Officials in the Obama Administration told the Washington Post that the U.S. president doesn't intend to intervene in order to allow Jonathan Pollard to travel to Israel after his release from a U.S. prison next week.
The Israeli spy, who is expected to be released from prison next Friday after serving 30 years, is obligated to stay in the U.S., where he will be monitored for five years after his release. Pollard's supporters in the U.S. and in Israel have suggested that President Obama use his powers to waive this condition of his release so that Pollard can leave the country.

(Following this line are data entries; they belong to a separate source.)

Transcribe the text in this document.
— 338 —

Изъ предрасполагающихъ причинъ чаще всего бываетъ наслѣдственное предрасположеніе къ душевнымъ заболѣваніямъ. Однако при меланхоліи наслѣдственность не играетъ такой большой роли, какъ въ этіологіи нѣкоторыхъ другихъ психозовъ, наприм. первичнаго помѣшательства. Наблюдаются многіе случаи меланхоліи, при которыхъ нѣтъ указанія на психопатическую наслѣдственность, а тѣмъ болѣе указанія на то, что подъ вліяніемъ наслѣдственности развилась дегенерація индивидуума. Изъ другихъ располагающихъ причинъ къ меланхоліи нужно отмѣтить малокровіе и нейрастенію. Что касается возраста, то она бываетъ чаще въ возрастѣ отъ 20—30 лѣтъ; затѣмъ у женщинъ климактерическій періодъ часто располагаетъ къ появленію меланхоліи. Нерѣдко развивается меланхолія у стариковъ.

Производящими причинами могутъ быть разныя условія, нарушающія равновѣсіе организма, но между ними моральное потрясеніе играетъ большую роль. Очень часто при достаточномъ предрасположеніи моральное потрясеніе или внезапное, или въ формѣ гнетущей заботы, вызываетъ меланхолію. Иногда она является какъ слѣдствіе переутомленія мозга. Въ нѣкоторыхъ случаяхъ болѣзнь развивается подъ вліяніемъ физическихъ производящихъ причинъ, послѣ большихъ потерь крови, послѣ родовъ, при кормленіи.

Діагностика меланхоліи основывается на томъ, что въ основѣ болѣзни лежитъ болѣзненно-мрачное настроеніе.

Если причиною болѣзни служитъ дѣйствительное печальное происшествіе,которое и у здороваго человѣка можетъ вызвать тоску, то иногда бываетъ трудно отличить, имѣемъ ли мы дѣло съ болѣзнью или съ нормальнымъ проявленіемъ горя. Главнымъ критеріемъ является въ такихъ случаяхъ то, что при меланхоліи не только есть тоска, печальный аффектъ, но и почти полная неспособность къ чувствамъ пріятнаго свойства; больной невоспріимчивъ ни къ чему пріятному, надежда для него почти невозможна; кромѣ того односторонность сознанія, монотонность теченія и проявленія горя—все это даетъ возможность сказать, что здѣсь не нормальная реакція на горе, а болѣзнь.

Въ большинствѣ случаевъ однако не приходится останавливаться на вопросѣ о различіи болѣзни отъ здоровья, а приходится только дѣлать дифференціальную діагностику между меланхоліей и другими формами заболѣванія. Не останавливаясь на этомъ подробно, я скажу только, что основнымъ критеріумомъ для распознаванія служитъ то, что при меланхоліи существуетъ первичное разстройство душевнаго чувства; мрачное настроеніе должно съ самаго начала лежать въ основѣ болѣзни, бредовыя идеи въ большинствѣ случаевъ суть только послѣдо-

Obama’s deputy national security adviser Ben Rhodes said last week that he wouldn't be surprised if Netanyahu brought up the issue in his meeting with Obama at the White House on Monday. However, Netanyahu did not respond to reporters' questions on this issue after the meeting.
Pollard's lawyer, Eliot Lauer, said last week that Pollard has somewhere to live in New York, but that he would prefer to be with his wife Esther in Israel, the Times of Israel reported.
U.S. officials did not say whether the topic came up during Obama's meeting with the Israeli prime minister on Monday, though they emphasized that Obama's stance on the issue has not changed since Rhodes' comments last week.
Rhodes stated that “President Obama has not intervened in the judicial process here in the United States, and that’s been his consistent approach With respect to the case of Jonathan Pollard, he’s made clear that he wants there to be fair treatment under the law, as there should be with any individual.”
Rhodes also said that though the U.S. president “respects how important this issue is to many Israelis,” his stance has not changed.
Pollard was arrested after the conclusion of an investigation into suspicions that he was spying for Israel. He was convicted in 1987 and sentenced to life imprisonment on one count of espionage. He is the only person in U.S. history to receive a life sentence for spying for an ally, and the only American citizen convicted of such a crime to be sentenced to more than 10 years in prison.
Israel granted Pollard Israeli citizenship at his lawyer's request in 1995, and only admitted publicly to his spying in 1998.